Apparently, the comment was not the central focus of Gou as he made his speech. Rather, his speech was more about outlining Foxconn’s desire to usurp Samsung as a component supplier. He exact (translated) words: “the new model will put Samsung’s Galaxy III to shame.”
And he should know, right?
Now that the WWDC has come and gone, and we still have yet to get the iPhone 5, it would appear that October will be the announcement month for the sixth generation iPhone — that could be as many as four months away. One of my arguments for why I believed the iPhone 5 could be announced in June was based on the chatter we were hearing out of Foxconn in the spring, as well as the appearance of rumored iPhone 5 parts. If they turn out to be the real deal, then the fact that we are seeing them now would indicate a sooner rather than later iPhone 5 release.
To me, this news is similar: Foxconn represents the end of the supply chain. They do the assembly. Is it fair to say that if Terry Gou has been made that privy to the iPhone 5′s design, that it is closer to mass production than we think? My feeling is that Gou has had more interaction with the new iPhone than simply reading its specs in a sensitive document.

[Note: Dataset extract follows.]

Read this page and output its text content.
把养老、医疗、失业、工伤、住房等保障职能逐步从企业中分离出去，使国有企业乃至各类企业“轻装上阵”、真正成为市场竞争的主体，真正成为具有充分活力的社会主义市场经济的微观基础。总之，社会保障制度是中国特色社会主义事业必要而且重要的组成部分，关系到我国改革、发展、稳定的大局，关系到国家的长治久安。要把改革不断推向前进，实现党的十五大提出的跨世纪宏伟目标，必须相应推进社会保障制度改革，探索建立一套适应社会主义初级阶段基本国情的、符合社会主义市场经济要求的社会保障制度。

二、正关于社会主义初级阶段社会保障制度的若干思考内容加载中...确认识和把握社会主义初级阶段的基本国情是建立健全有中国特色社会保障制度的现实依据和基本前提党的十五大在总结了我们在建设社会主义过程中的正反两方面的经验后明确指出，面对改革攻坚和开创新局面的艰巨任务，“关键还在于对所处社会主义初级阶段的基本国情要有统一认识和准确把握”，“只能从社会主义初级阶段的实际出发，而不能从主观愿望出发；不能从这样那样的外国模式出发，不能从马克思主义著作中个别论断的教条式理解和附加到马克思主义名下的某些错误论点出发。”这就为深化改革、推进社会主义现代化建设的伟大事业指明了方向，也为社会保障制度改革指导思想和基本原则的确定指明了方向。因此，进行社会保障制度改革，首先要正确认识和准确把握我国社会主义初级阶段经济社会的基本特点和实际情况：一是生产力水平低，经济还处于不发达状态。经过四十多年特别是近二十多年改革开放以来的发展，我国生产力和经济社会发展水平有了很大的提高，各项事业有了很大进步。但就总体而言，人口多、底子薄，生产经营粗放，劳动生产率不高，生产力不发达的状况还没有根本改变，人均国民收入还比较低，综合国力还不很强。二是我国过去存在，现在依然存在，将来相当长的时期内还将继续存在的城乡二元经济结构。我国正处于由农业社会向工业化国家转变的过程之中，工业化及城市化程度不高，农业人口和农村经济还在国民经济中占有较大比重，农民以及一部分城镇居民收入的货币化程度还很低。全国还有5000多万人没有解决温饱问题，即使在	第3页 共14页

What are the chances that he has seen it in person, complete with its new form factor? What are the chances that he has actually used it?
He obviously has had enough interaction with the iPhone 5 to tout its supremacy over its primary competing smartphone — and an impressive smartphone at that. Granted, Gou might have been just dealing in hyperbole here — but we cannot overlook the comment. It gives us some post-WWDC insight into how far along the iPhone 5 is in production, and when it could be released.